= Aron Schvartzman =

Argentine chess player (1908–2013)

Aron Schvartzman (also written as Aarón Schvartzman and Aron Schwartzman) (2 December 1908 - 15 January 2013) was an Argentine chess master who was prominent in chess tournaments of the 1930s and 1940s.

Between 1933 and 1949, Schvartzman was a participant in numerous Argentine Chess Championships. In 1933, he took 3rd (ARG-ch 12 Mayor; Luis Piazzini won). In 1935, he took 3rd (ARG-ch 14 Mayor; Jacobo Bolbochán won). In 1936, he tied for 3rd-5th (ARG-ch 15 Mayor; Carlos Guimard won). In 1937, he tied for 4-6th (ARG-ch 16 Mayor; Jacobo Bolbochán again won).

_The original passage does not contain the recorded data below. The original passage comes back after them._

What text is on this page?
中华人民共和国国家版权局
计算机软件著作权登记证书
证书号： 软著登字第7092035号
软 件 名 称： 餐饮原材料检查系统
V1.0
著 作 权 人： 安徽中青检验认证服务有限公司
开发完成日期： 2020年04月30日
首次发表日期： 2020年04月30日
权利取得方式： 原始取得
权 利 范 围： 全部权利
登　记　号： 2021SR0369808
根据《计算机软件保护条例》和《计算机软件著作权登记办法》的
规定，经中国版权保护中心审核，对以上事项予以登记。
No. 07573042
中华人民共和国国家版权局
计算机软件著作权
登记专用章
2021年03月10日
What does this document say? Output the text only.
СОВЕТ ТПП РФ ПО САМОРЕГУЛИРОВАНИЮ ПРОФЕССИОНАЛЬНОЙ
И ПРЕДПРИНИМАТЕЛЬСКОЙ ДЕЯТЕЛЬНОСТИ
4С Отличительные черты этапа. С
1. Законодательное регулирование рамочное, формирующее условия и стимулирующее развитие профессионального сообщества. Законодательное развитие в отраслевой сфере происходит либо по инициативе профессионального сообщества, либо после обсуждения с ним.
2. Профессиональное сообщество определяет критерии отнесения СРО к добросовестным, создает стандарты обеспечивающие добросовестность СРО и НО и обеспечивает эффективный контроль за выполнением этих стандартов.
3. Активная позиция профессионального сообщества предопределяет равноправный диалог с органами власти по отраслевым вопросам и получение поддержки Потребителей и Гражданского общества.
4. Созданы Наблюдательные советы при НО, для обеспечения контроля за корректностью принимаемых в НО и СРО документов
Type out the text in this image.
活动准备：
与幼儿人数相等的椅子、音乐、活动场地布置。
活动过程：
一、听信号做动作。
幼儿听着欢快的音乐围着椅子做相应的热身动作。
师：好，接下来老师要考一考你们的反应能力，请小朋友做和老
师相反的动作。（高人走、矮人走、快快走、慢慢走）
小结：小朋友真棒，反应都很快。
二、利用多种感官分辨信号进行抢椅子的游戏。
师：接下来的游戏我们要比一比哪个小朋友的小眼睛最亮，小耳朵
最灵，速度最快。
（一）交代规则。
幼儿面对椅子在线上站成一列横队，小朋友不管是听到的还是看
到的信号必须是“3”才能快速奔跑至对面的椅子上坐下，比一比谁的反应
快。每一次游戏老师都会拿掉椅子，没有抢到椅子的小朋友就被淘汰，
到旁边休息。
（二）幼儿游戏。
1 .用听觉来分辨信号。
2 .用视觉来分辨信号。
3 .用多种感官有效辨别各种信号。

He won, ahead of Roberto Grau, at Mar del Plata 1934, and took 2nd, behind Isaías Pleci at Mar del Plata 1936. In the period from 1931 to 1948, he was a champion of Club Argentino de Ajedrez in Buenos Aires.

Schvartzman retired from chess competition at the end of 1949 to pursue a profession as a physician. He had occasionally reappeared at chess events.